Les connotations culturelles de la musique folklorique chinoise traditionnelle

La musique folklorique chinoise possède une longue tradition historique. Elle a disparu et est réapparue plusieurs fois au cours de l’histoire, c’est un élément essentiel de la culture chinoise. Elle a influencé différents domaines dont celui de la cultivation, de la moralité, et la recherche de l’excellence.


La musique, les échecs, la peinture, la poésie, et la calligraphie font partie intégrante de la culture chinoise. La cithare en particulier, (une harpe traditionnelle chinoise) a une grande valeur musicale, sa musique étant capable de transcender le monde actuel, et d’améliorer le caractère moral des gens.


Dans des temps plus anciens, les personnes s’adonnaient à ce genre de musique qui élevait leur esprit.

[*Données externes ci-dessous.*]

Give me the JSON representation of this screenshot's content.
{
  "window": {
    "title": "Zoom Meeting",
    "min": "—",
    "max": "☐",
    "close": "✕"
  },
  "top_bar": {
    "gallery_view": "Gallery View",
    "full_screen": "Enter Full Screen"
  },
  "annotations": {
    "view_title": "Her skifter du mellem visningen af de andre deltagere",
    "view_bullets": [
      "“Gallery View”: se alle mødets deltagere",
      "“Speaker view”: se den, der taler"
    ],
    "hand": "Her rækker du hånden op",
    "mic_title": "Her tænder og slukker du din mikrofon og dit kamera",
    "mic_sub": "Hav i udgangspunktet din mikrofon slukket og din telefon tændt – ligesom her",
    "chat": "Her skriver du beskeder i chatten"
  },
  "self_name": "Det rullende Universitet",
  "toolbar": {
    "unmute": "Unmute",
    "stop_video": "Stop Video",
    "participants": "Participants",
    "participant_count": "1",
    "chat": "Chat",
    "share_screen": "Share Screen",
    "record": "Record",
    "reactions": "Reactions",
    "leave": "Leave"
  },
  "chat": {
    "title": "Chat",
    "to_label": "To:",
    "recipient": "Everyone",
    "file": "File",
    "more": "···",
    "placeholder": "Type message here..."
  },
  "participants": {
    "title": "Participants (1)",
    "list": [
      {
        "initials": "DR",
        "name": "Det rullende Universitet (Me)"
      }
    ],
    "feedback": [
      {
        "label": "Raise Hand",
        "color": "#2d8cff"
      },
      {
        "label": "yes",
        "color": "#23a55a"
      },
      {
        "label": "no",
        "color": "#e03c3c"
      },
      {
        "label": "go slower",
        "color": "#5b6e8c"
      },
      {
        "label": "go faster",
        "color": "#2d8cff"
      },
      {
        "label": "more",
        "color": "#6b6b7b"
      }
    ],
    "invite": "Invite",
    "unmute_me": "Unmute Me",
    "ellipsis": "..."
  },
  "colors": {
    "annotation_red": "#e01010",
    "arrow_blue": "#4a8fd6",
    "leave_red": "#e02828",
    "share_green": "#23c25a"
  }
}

Afin que la société chinoise soit stable et pérenne, la musique a toujours été un élément essentiel de la culture traditionnelle, cette idée a été discutée dans un écrit appelé le “Lushi Chunqin” : "Les sons harmonieux créent l’harmonie, et celle-ci invite une société à être stable ".Dans le texte confucéen le Classique des Rites et le Classique de la Musique ", l'application des rites et la musique conduiront à une société pacifique ". Leur efficacité a déjà été prouvée par les sociétés anciennes. Confucius était convaincu que " la musique reflète l’harmonie de l’univers et les rites, l’ordre de l’univers ". À l’origine, la musique a été développée pour accompagner les rites dans le Palais impérial, et son impact était significatif. Confucius accordait de l’importance tant à la signification de la musique qu'à l’endroit où elle était interprétée. Il admirait la musique, Shao, utilisée pour accompagner les danses, et la valeur artistique de la chanson Jiu Bian, composée par Song Yu. On peut lire dans le livre de Lunyu : "Confucius entendit la musique Shao et il fût si profondément attiré par sa beauté qu'il lui fût impossible de sentir le gout de la viande pendant trois mois. Confucius considérait Shao comme parfaite, et tenait en haute estime la musique et la danse nommée Dawu, de la dynastie Zhou. Cependant, une partie du récit dans Dawu, décrivant les accomplissements d'une certaine guerre, était pour lui une faiblesse.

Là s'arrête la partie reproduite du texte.